Giving Good Directions to Your Child

November 28, 2017

Do you ever feel like your child doesn’t listen?  Do you get into power struggles when you want your child to do something?  A positive relationship with your child is the most important tool that you have for getting your child to listen and follow directions.  At Right Steps Education, we encourage parents to understand that clear directions must be age appropriate for them to be effective.  Good directions can dramatically reduce the chance that your child will forget or misunderstand what you’ve said.  Likewise, good directions can help you achieve positive daily interactions with your child.

With a few keys for giving good directions, you can rest assured that your child will learn how to respond appropriately when needed.  One way to help encourage your child’s positive response is by making sure that you have your child’s full attention when you give the directions.  Calling out directions from another room isn’t always effective because you don’t really have your child’s full attention.  Make eye contact and make sure that your child isn’t distracted by something like a game or the television.

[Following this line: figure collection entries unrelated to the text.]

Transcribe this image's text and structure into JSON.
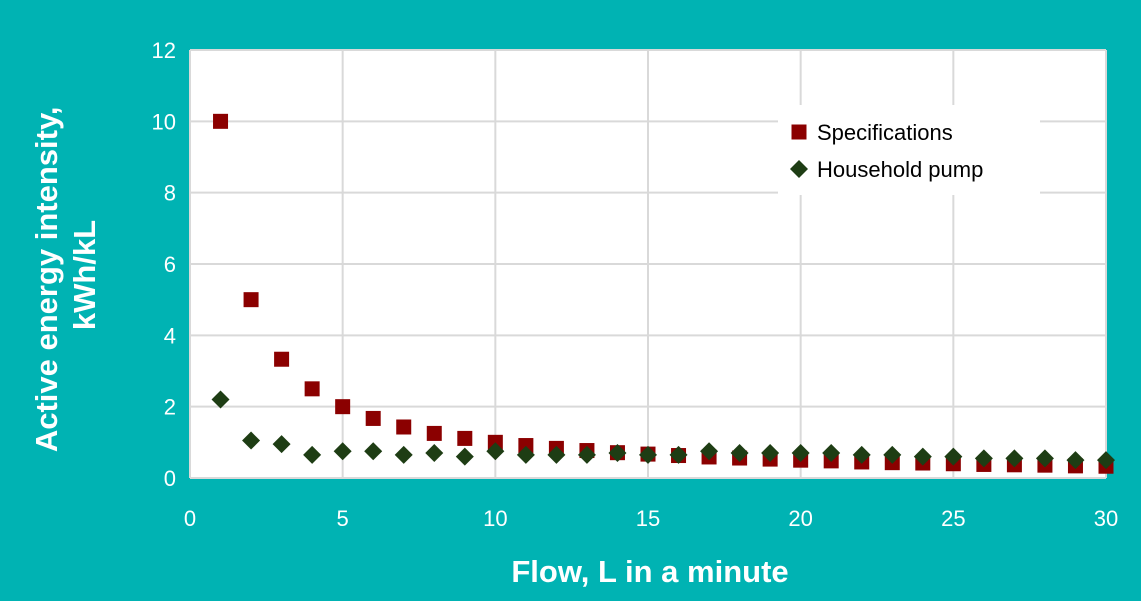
{
  "chart_data": {
    "type": "scatter",
    "title": "",
    "xlabel": "Flow, L in a minute",
    "ylabel": [
      "Active energy intensity,",
      "kWh/kL"
    ],
    "xlim": [
      0,
      30
    ],
    "ylim": [
      0,
      12
    ],
    "xticks": [
      0,
      5,
      10,
      15,
      20,
      25,
      30
    ],
    "yticks": [
      0,
      2,
      4,
      6,
      8,
      10,
      12
    ],
    "grid": true,
    "legend_position": "top-right",
    "colors": {
      "frame": "#00b3b3",
      "plot_bg": "#ffffff",
      "grid": "#d9d9d9",
      "text": "#ffffff",
      "specifications": "#8b0000",
      "household": "#1e3d14"
    },
    "series": [
      {
        "name": "Specifications",
        "marker": "square",
        "x": [
          1,
          2,
          3,
          4,
          5,
          6,
          7,
          8,
          9,
          10,
          11,
          12,
          13,
          14,
          15,
          16,
          17,
          18,
          19,
          20,
          21,
          22,
          23,
          24,
          25,
          26,
          27,
          28,
          29,
          30
        ],
        "y": [
          10.0,
          5.0,
          3.33,
          2.5,
          2.0,
          1.67,
          1.43,
          1.25,
          1.11,
          1.0,
          0.91,
          0.83,
          0.77,
          0.71,
          0.67,
          0.63,
          0.59,
          0.56,
          0.53,
          0.5,
          0.48,
          0.45,
          0.43,
          0.42,
          0.4,
          0.38,
          0.37,
          0.36,
          0.34,
          0.33
        ]
      },
      {
        "name": "Household pump",
        "marker": "diamond",
        "x": [
          1,
          2,
          3,
          4,
          5,
          6,
          7,
          8,
          9,
          10,
          11,
          12,
          13,
          14,
          15,
          16,
          17,
          18,
          19,
          20,
          21,
          22,
          23,
          24,
          25,
          26,
          27,
          28,
          29,
          30
        ],
        "y": [
          2.2,
          1.05,
          0.95,
          0.65,
          0.75,
          0.75,
          0.65,
          0.7,
          0.6,
          0.75,
          0.65,
          0.65,
          0.65,
          0.7,
          0.65,
          0.65,
          0.75,
          0.7,
          0.7,
          0.7,
          0.7,
          0.65,
          0.65,
          0.6,
          0.6,
          0.55,
          0.55,
          0.55,
          0.5,
          0.5
        ]
      }
    ]
  }
}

Another key to giving good directions is to be clear about what you want your child to do and to be clear about when he or she needs to do it.  Directions that are vague or that don’t make sense will likely not be followed.  At Right Steps Education, we suggest that you give short, one-step directions first, then gradually work up to more steps as your child shows success with following your requests.  You might also want to have your child repeat the directions back to you after you give them.  This will clarify for both of you that the directions are clear and can be easily followed.

Try to avoid asking questions when you want your child to do something.  For example, don’t ask “Can you pick up your cars now?”  This only gives your child the opportunity to say no.  Instead, simply tell your child in a clear, concise way that he or she needs to put the toy away.  Some parents incorporate a short, catchy song to request what they would like accomplished.  This can help with transitions, as well.  As a parent, it’s always best to model good listening skills during playtime and to give your child positive attention when he or she responds with good listening skills, as well.